At 3B / 25% without recovery, the dense model scores 83.35, while the baseline LLM-Pruner drops to 48.43 (loss of 34.92). Persona-Pruner maintains 81.20 (loss of 2.15)—reclaiming \((34.92-2.15)/34.92 \approx 93.8\%\) of the loss. With recovery, the 3B / 25% score (84.26) even exceeds the dense model.

Key Findings

  • The strongest gains come from the high-signal calibration set created via "filtering + rewriting" combined with FFN-only pruning: while baselines collapse at 50% sparsity, Persona-Pruner retains most role-playing capacity.
  • Recovery fine-tuning is a cost-effective remedy for high sparsity, pulling 50% sparsity performance back toward 25% levels.
  • The objective of "picking character traits while retaining general knowledge" is achieved—OBQA/PIQA scores remain stable, indicating no sacrifice in basic reasoning.

Highlights & Insights

  • Defining "Persona-Sensitive Queries" via Representation Divergence: Quantifying which questions "evoke personality" using average cosine distance across blocks and reference personas provides a highly reusable signal for any task-specific pruning.
  • Exclusive Model Compression via Text Description: The method removes dependence on character dialogue corpora, making it ideal for "thousand faces" personalized deployments (one persona per user).
  • Structured FFN Pruning + STE top-k Masking: The resulting "sculpted" models run on standard hardware without specialized kernels.
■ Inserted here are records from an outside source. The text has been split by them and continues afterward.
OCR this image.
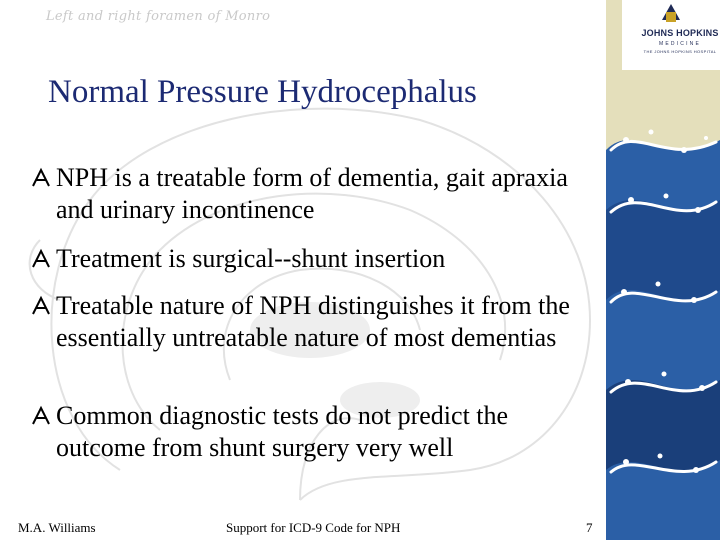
Left and right foramen of Monro
JOHNS HOPKINS
MEDICINE
THE JOHNS HOPKINS HOSPITAL
Normal Pressure Hydrocephalus
NPH is a treatable form of dementia, gait apraxia and urinary incontinence
Treatment is surgical--shunt insertion
Treatable nature of NPH distinguishes it from the essentially untreatable nature of most dementias
Common diagnostic tests do not predict the outcome from shunt surgery very well
M.A. Williams	Support for ICD-9 Code for NPH	7
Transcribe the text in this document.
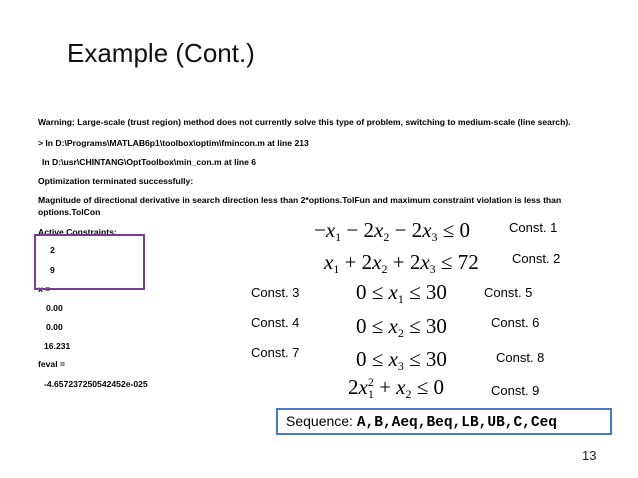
Example (Cont.)
Warning: Large-scale (trust region) method does not currently solve this type of problem, switching to medium-scale (line search).
> In D:\Programs\MATLAB6p1\toolbox\optim\fmincon.m at line 213
In D:\usr\CHINTANG\OptToolbox\min_con.m at line 6
Optimization terminated successfully:
Magnitude of directional derivative in search direction less than 2*options.TolFun and maximum constraint violation is less than
options.TolCon
Active Constraints:
2
9
x =
0.00
0.00
16.231
feval =
-4.657237250542452e-025
$-x_1 - 2x_2 - 2x_3 \le 0$	Const. 1
$x_1 + 2x_2 + 2x_3 \le 72$	Const. 2
Const. 3	$0 \le x_1 \le 30$	Const. 5
Const. 4	$0 \le x_2 \le 30$	Const. 6
Const. 7	$0 \le x_3 \le 30$	Const. 8
$2x_1^2 + x_2 \le 0$	Const. 9
Sequence: A,B,Aeq,Beq,LB,UB,C,Ceq
13
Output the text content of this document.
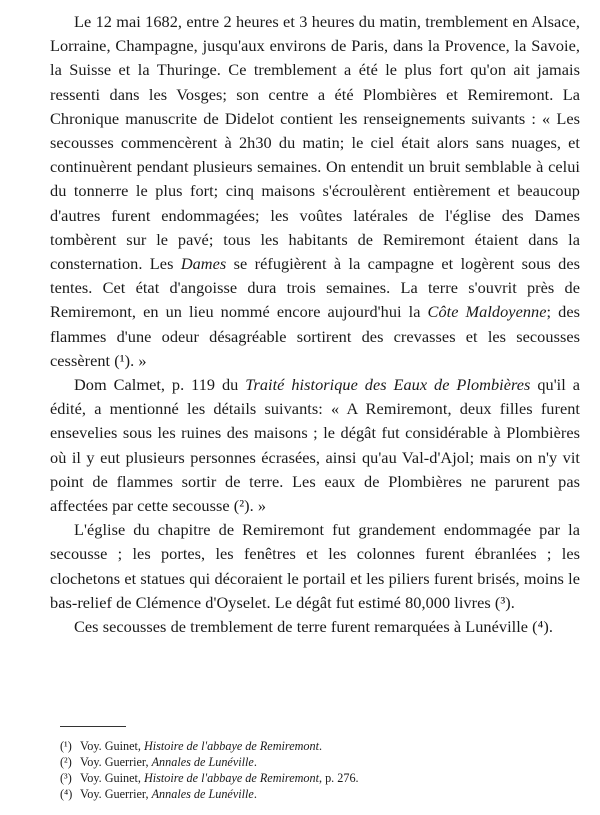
Le 12 mai 1682, entre 2 heures et 3 heures du matin, tremblement en Alsace, Lorraine, Champagne, jusqu'aux environs de Paris, dans la Provence, la Savoie, la Suisse et la Thuringe. Ce tremblement a été le plus fort qu'on ait jamais ressenti dans les Vosges; son centre a été Plombières et Remiremont. La Chronique manuscrite de Didelot contient les renseignements suivants : « Les secousses commencèrent à 2h30 du matin; le ciel était alors sans nuages, et continuèrent pendant plusieurs semaines. On entendit un bruit semblable à celui du tonnerre le plus fort; cinq maisons s'écroulèrent entièrement et beaucoup d'autres furent endommagées; les voûtes latérales de l'église des Dames tombèrent sur le pavé; tous les habitants de Remiremont étaient dans la consternation. Les Dames se réfugièrent à la campagne et logèrent sous des tentes. Cet état d'angoisse dura trois semaines. La terre s'ouvrit près de Remiremont, en un lieu nommé encore aujourd'hui la Côte Maldoyenne; des flammes d'une odeur désagréable sortirent des crevasses et les secousses cessèrent (¹). »

Dom Calmet, p. 119 du Traité historique des Eaux de Plombières qu'il a édité, a mentionné les détails suivants: « A Remiremont, deux filles furent ensevelies sous les ruines des maisons ; le dégât fut considérable à Plombières où il y eut plusieurs personnes écrasées, ainsi qu'au Val-d'Ajol; mais on n'y vit point de flammes sortir de terre. Les eaux de Plombières ne parurent pas affectées par cette secousse (²). »

L'église du chapitre de Remiremont fut grandement endommagée par la secousse ; les portes, les fenêtres et les colonnes furent ébranlées ; les clochetons et statues qui décoraient le portail et les piliers furent brisés, moins le bas-relief de Clémence d'Oyselet. Le dégât fut estimé 80,000 livres (³).

Ces secousses de tremblement de terre furent remarquées à Lunéville (⁴).

(¹) Voy. Guinet, Histoire de l'abbaye de Remiremont.

(²) Voy. Guerrier, Annales de Lunéville.

(³) Voy. Guinet, Histoire de l'abbaye de Remiremont, p. 276.

(⁴) Voy. Guerrier, Annales de Lunéville.
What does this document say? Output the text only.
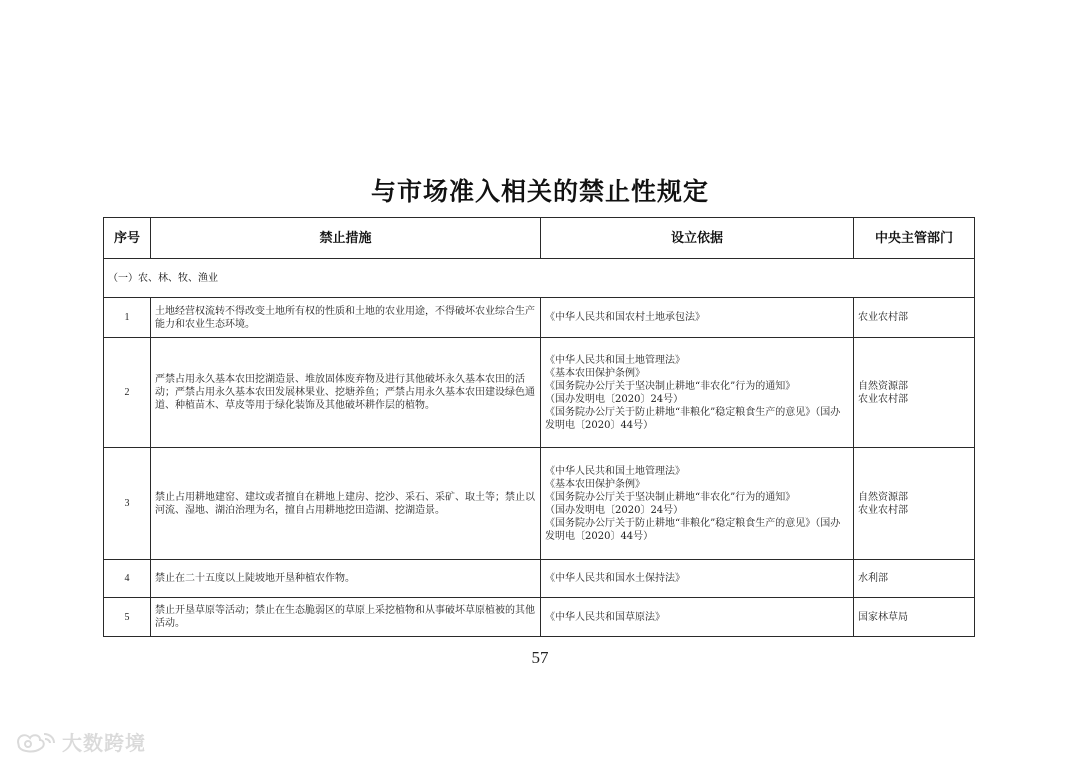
与市场准入相关的禁止性规定
序号	禁止措施	设立依据	中央主管部门
（一）农、林、牧、渔业			
1	土地经营权流转不得改变土地所有权的性质和土地的农业用途，不得破坏农业综合生产能力和农业生态环境。	《中华人民共和国农村土地承包法》	农业农村部

2	严禁占用永久基本农田挖湖造景、堆放固体废弃物及进行其他破坏永久基本农田的活动；严禁占用永久基本农田发展林果业、挖塘养鱼；严禁占用永久基本农田建设绿色通道、种植苗木、草皮等用于绿化装饰及其他破坏耕作层的植物。	《中华人民共和国土地管理法》
《基本农田保护条例》
《国务院办公厅关于坚决制止耕地“非农化”行为的通知》
（国办发明电〔2020〕24号）
《国务院办公厅关于防止耕地“非粮化”稳定粮食生产的意见》（国办发明电〔2020〕44号）	自然资源部
农业农村部

3	禁止占用耕地建窑、建坟或者擅自在耕地上建房、挖沙、采石、采矿、取土等；禁止以河流、湿地、湖泊治理为名，擅自占用耕地挖田造湖、挖湖造景。	《中华人民共和国土地管理法》
《基本农田保护条例》
《国务院办公厅关于坚决制止耕地“非农化”行为的通知》
（国办发明电〔2020〕24号）
《国务院办公厅关于防止耕地“非粮化”稳定粮食生产的意见》（国办发明电〔2020〕44号）	自然资源部
农业农村部

4	禁止在二十五度以上陡坡地开垦种植农作物。	《中华人民共和国水土保持法》	水利部

5	禁止开垦草原等活动；禁止在生态脆弱区的草原上采挖植物和从事破坏草原植被的其他活动。	《中华人民共和国草原法》	国家林草局
57
大数跨境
Freezing weights during initial mask learning keeps training costs low.
  • The "Sculpting" Metaphor: Pruning shifts from "cutting redundancy" to "preserving identity," creating a clean paradigm for task-aligned compression.

Limitations & Future Work

  • Evaluation relies heavily on LLM-as-a-judge scores; long-term consistency and multi-turn interaction quality might not be fully captured.
  • Pruning is limited to FFN intermediate dimensions; the benefits of pruning attention heads, depth, or hidden dimensions remain unexplored.
  • Rewriting depends on a strong teacher model (Llama-3.1-70B); synthetic data quality is sensitive to the teacher's capability and prompts.
  • Training a unique mask per persona introduces system overhead for storage and switching in massive NPC scenarios, which requires further quantification.
  • Vs. General Pruning (SliceGPT / LLM-Pruner / Depth Pruning): These aim to preserve broad capabilities and cut persona-specific traits indiscriminately, leading to collapse. Ours aligns pruning with the persona.
  • Vs. Task-Specific Pruning: Traditional methods rely on task data; this work replaces "task data" with "synthetic data from persona text," solving the data scarcity issue for personalized targets.
  • Vs. RP Fine-tuning / Latent Intervention: Prior works run full models and aim for quality rather than efficiency. This work treats "lightweight" as a first-class constraint for role-playing.

Rating

  • Novelty: ⭐⭐⭐⭐⭐ Aligning pruning with persona text and defining divergence-based filtering is highly innovative.
  • Experimental Thoroughness: ⭐⭐⭐⭐ Solid comparisons across backbones and ratios; multi-turn evaluation could be more extensive.
  • Writing Quality: ⭐⭐⭐⭐⭐ The "sculpting" narrative is clear and well-supported by math.
  • Value: ⭐⭐⭐⭐⭐ Directly addresses deployment costs for large-scale multi-persona systems.